Again a feast of great music on Saturday, and again the old festival dilemma of who to see / who to sacrifice… Sadly we missed Ghost Trains, but word on the streets tell us they performed a typically excellent set. We were gutted to discover that due to a family illness, Aziz was unable to appear. If you have never seen this guy you have missed a treat – brilliant musicianship. Hope all is well mate.
Every festival has a least one ‘festival moment’. If you are very lucky and in the right place at the right time, there may be many; those times where the hairs on the back of your neck stand on end. Such was the performance by Fish. A true giant of a man both musically and physically, Fish decided to leap the barrier & wander amongst a stunned main stage crowd, radio mike in hand. He sung one of the many songs from his extensive repertoire about the complexity of The Human Condition. Standing head & shoulders above most of the crowd it was a magical moment. You could hear a pin drop. Great stuff.
The Quireboys were equally stunning, performing as an acoustic six piece – a scoop for Acoustic Fest. Their set typified what makes this festival special – hearing their brand of rock & roll played as it was originally written , acoustically, really brought out the depth, complexity, and talent of this splendid outfit.

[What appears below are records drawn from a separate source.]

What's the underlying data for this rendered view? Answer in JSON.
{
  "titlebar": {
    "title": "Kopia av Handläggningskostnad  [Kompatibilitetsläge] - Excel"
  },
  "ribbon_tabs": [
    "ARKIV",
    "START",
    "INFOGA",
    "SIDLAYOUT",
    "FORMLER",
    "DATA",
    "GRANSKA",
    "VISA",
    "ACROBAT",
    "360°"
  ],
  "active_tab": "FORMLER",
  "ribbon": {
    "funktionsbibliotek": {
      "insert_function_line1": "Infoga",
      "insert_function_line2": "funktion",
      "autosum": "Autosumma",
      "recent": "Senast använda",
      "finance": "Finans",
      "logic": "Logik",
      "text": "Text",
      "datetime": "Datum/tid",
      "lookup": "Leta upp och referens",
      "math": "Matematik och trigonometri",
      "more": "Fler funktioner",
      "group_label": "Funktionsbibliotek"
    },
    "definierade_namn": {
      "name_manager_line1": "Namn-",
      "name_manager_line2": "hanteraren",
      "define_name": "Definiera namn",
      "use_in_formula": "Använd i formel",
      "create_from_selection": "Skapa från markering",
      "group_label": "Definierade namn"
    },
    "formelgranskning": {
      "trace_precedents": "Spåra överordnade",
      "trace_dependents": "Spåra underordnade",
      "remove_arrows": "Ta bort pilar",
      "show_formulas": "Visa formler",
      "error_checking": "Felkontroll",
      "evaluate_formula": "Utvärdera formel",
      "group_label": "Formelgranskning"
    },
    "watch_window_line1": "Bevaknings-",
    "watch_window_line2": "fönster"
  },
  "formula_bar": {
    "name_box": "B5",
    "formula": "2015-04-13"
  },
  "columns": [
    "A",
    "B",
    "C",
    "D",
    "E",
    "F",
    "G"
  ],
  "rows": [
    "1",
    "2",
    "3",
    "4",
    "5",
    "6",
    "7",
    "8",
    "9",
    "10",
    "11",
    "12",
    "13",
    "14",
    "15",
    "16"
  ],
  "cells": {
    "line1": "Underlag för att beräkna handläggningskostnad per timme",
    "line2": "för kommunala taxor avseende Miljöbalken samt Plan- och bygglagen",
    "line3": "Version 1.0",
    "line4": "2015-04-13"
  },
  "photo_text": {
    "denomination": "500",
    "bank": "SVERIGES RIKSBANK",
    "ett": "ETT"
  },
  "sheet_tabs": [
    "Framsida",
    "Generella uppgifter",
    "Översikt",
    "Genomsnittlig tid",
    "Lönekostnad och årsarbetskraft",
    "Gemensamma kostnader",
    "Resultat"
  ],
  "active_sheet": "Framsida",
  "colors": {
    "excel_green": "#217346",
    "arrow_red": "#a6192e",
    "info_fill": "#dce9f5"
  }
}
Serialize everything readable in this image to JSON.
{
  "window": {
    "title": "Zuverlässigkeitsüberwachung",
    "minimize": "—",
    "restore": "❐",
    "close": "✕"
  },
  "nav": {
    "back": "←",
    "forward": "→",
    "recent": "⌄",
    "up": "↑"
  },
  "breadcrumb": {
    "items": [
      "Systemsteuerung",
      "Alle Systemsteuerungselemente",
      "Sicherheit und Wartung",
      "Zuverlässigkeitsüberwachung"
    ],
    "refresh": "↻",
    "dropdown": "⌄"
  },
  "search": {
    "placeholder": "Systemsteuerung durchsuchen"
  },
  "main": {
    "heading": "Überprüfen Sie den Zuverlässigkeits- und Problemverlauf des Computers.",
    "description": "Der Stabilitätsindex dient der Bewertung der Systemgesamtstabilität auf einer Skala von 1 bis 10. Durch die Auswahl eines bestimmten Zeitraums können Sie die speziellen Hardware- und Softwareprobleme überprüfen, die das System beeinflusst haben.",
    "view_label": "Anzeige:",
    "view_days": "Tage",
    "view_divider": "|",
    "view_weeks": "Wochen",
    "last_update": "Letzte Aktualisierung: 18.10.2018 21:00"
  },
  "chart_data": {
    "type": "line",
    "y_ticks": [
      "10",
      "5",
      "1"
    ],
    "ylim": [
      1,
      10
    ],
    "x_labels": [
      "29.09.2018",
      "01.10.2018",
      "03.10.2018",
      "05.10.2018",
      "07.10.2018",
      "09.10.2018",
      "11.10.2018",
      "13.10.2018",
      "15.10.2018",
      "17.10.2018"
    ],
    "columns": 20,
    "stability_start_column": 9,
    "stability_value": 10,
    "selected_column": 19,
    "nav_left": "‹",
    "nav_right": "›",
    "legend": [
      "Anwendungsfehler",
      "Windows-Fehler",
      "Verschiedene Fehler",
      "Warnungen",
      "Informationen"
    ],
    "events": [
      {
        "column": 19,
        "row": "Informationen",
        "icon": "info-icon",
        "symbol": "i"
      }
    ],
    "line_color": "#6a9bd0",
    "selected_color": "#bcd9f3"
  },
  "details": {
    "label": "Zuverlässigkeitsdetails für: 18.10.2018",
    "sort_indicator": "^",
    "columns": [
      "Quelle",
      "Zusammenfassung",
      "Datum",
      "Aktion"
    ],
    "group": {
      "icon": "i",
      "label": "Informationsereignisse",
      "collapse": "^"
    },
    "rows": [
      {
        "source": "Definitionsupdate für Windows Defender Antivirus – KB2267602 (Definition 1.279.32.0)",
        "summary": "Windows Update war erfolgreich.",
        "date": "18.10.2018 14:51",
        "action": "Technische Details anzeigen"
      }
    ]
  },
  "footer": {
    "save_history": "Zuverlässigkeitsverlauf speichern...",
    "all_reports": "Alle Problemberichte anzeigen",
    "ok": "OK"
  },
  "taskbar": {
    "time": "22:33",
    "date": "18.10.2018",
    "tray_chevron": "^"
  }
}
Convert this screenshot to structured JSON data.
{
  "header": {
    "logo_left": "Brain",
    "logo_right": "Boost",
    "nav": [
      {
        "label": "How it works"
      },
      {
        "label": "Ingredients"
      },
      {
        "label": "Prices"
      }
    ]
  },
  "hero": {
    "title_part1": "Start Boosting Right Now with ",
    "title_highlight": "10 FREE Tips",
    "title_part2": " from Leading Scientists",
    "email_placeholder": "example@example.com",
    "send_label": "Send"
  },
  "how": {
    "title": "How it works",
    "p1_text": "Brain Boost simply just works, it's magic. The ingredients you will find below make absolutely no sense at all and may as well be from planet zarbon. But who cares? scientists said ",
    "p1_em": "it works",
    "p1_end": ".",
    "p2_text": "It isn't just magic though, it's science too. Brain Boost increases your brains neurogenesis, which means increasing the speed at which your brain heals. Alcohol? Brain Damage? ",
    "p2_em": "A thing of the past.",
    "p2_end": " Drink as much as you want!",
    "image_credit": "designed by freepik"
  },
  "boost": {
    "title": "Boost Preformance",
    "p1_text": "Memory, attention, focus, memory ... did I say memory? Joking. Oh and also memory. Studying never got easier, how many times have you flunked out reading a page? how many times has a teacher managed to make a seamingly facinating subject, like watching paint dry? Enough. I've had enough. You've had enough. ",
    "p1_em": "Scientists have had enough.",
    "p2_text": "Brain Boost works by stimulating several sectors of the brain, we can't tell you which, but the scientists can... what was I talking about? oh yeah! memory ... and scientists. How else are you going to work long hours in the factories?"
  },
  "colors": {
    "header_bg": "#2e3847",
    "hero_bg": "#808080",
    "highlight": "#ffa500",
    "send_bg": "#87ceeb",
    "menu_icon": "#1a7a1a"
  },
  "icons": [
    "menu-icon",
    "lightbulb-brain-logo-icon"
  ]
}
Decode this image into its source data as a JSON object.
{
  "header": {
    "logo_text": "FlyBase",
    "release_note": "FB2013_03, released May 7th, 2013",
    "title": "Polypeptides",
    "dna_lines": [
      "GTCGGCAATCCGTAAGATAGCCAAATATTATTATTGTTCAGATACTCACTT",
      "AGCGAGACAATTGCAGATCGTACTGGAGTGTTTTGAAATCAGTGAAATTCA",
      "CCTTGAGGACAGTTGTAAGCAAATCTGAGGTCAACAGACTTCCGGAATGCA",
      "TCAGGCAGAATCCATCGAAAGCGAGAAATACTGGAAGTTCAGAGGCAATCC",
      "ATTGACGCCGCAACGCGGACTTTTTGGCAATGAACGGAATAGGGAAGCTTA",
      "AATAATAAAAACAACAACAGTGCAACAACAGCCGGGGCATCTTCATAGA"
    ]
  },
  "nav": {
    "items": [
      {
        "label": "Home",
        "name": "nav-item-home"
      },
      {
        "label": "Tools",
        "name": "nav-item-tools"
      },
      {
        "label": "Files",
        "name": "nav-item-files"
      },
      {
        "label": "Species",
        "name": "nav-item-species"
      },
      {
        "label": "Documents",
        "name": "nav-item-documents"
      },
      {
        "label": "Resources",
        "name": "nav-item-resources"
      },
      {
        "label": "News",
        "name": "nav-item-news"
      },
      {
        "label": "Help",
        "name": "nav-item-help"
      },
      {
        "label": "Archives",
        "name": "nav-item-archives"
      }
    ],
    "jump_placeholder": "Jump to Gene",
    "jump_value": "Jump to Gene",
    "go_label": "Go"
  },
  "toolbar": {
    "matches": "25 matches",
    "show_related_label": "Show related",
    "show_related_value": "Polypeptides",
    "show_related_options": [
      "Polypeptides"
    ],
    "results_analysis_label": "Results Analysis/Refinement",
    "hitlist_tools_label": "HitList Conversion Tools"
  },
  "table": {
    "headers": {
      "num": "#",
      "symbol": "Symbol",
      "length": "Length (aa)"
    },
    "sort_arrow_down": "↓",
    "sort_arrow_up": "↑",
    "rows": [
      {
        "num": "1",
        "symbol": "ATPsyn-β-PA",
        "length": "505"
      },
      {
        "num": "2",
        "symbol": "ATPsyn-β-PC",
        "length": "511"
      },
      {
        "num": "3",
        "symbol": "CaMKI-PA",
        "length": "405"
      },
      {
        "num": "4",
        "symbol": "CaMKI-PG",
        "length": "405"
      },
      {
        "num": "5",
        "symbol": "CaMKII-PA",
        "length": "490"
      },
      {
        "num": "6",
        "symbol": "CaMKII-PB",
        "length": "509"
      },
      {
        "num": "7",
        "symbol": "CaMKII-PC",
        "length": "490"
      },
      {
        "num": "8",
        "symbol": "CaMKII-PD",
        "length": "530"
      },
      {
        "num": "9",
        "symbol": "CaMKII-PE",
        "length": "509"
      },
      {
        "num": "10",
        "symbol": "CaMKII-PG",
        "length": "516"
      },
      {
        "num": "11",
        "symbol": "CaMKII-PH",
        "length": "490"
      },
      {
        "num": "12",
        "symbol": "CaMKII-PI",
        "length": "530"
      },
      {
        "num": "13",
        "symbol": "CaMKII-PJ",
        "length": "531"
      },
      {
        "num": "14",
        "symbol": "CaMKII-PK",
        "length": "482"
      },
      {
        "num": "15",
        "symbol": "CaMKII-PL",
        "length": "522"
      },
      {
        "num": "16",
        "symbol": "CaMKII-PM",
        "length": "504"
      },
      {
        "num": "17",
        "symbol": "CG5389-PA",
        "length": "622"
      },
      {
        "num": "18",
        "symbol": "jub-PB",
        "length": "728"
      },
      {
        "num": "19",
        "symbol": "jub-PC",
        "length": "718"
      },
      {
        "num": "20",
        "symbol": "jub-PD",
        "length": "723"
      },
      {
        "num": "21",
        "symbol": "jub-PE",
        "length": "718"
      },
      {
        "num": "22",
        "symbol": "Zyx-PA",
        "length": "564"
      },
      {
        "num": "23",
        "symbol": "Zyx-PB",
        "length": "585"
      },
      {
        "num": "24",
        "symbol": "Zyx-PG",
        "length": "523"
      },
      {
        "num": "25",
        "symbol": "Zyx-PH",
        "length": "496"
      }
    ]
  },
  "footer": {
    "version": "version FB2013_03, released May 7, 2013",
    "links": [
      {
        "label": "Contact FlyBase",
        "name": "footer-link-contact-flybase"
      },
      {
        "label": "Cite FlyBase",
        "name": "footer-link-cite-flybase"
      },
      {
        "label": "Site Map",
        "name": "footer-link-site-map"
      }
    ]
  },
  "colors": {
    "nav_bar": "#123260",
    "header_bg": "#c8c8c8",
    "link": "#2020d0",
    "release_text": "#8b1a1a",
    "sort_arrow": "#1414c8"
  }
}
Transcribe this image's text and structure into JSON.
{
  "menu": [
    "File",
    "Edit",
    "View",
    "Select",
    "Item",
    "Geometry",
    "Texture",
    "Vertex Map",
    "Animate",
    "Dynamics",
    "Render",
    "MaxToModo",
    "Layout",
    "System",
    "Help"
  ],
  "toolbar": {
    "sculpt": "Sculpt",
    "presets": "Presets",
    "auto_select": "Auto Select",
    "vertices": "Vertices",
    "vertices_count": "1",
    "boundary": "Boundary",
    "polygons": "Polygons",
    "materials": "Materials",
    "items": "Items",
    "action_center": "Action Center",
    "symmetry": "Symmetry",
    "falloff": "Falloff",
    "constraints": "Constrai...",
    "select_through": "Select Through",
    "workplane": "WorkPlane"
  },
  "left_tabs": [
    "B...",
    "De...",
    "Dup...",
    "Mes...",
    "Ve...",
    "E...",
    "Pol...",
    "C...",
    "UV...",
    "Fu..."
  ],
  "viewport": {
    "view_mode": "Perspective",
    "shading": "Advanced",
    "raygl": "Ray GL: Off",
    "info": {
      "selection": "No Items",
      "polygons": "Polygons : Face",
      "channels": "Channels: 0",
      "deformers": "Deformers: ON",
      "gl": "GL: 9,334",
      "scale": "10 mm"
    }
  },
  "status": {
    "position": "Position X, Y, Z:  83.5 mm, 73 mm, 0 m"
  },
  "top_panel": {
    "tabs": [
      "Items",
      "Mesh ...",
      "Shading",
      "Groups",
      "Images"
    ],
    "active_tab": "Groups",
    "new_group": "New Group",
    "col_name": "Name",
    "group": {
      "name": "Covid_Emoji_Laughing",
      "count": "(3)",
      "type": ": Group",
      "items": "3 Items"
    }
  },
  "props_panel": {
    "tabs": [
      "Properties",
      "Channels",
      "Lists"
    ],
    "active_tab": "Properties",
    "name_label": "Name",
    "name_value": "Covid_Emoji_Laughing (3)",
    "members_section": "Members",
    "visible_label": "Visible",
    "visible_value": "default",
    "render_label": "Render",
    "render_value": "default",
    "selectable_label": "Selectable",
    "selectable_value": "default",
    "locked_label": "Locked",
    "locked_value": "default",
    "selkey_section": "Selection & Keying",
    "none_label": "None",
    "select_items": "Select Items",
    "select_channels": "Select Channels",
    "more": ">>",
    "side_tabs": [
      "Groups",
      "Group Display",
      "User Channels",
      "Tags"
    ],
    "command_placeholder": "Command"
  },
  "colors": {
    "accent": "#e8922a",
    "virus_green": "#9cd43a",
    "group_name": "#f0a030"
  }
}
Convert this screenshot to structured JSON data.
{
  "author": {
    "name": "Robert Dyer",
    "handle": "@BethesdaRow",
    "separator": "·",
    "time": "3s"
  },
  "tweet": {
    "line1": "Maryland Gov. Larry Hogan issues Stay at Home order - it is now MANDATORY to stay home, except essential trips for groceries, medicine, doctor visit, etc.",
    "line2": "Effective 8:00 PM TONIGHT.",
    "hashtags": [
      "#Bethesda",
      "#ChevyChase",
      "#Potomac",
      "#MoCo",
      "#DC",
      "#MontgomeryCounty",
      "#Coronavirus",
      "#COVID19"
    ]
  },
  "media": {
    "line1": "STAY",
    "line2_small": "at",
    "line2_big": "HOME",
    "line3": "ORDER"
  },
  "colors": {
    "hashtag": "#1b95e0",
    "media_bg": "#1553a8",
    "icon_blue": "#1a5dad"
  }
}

A moving set from John Parr was immediately followed by Steve Harley to close the main stage. Accompanied by a stripped down Cockney Rebel (violin and keyboards) their set was electric with some of the best musical virtuosity seen all weekend.
Sunday was the day of The Gales. They practiced on the FFA tent throughout Saturday night leaving us bruised and battered, and rolled on to pick a fight with the huge main bar marquee mid morning. Gale one – Marquee nil. Half the arena was closed whilst the fire brigade dropped the beast on health and safety grounds. The Acoustic Fest crew are an unflappable lot and the acts and timing schedules were quickly rearranged and communicated. Sadly some of the artists scheduled for the larger tents found themselves playing in tents a tenth of the capacity. But Bulldog Spirit and all that.
The Strawbs; what old stagers, they sailed through their excellent set with a laconic air and easy humour that was a privilege to witness. Likewise The Spinners – appearing especially at the Acoustic Fest for a lifetime achievement award. The classic hits just flowed.
Fairport Convention – polished, faultless, consummate professionals – a wonderful set which united the crowd / backstage / the band. ‘When my time is up I’m gonna see all my friends’. Indeed.
Caught Nik Kershaw perform a masterly selection of memorable songs, and the main stage bill was completed by Quill who performed an ideal set for closing a festival – excellently rendered covers and original material which sent the crowd away dancing and happy.
The night was rounded off on a side stage by The Re-entrants who, as in 2010, provided a hugely entertaining rendition of classic sing-along songs on Ukulele’s. These guys are first rate musicians and very very funny. Any event organizer wishing for an act to close a stage (particularly a bar stage!) could do a lot worse than book these guys. Good Times.
Stopped to buy a new tent on the way home. Worth every penny.